I would have to disagree. This is the worst possible way, Your son took away happiness, peace of mind, the ability to enjoy the little things in life from the victim. She will be constantly haunted by this for the entirety of her life. And now she knows that he is out lurking on the streets with his rights, and his snacks.
These statements are coming from a victim. I have been a victim for 10 years. That is a decade Mr. Turner. I myself was not brave enough to come out to anyone when I was attacked. I have been struggling with this since the day it happened. I did not tell anyone for almost 5 years. I was ashamed, which I now know I should not have been. I did not do anything wrong, I was the one that said no and to stop. My attacker is wrong, he should feel ashamed for what he did to me. For how he destroyed me, how he took away the light in my life. If you knew me you would now I can be dark, defensive and have a hard time being personable because of what happened to me. I blocked it out, at least I tried.
I ended up with severe anxiety and depression. I was in therapy and medicated for it for years. I could eat pretzels, chips, and steaks, but I will never get back the piece of me that he took.
To this day only several people close to me know what happened. Not even my own parents know. How do you tell them something like that? I didn’t tell them because I am afraid it will hurt them as much it does me. I still have problems with male figures in my life. Even the ones closest to me. I have better days than I do badly, but don’t you dare doubt for a second it does not affect my life any more.
So for one brief moment, Mr. Turner, forget about your son. Think of his victim, think of me, and think of the other victims.
This is not just a problem at Stanford, not just a problem at colleges, not just a problem in a town or city, not just a problem in a single state or country.

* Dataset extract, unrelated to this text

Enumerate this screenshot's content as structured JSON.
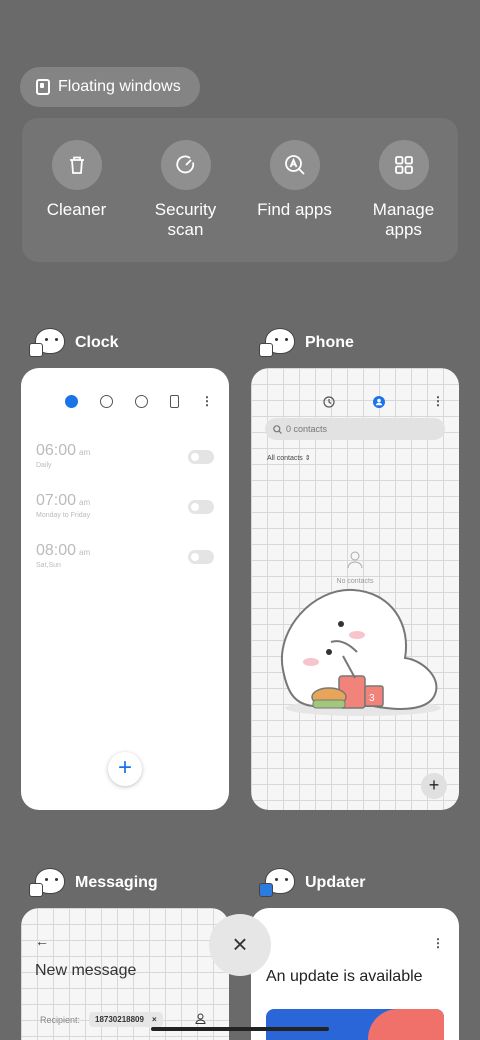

Please just think for one moment all the victims that did not make it, the ones that cannot come forward, the ones that have come forward and justice has not been served. So coming from someone that was attacked the same way your son attacked that victim, I urge you to reconsider your letter. What does is say to the victims? We have a justice system for a reason and you sir are trying to cheat that and take away a victims rights.
Just think if this victim did not have the bravery to come forward and go through with this, what your son would have thought. If there are no consequences for ones actions, those actions will most certainly be done again. This is not a letter to you, Mr. Turner. This is a statement, a statement from a victim, a statement from a young woman who still suffers from the nightmare 10 years later and will for the rest of my life.
A victim that is still not willing to put a name and face to my story, but willing to show just how much this kind of trauma puts on someone’s life. I truly hope you are enlightened by this statement Mr. Turner.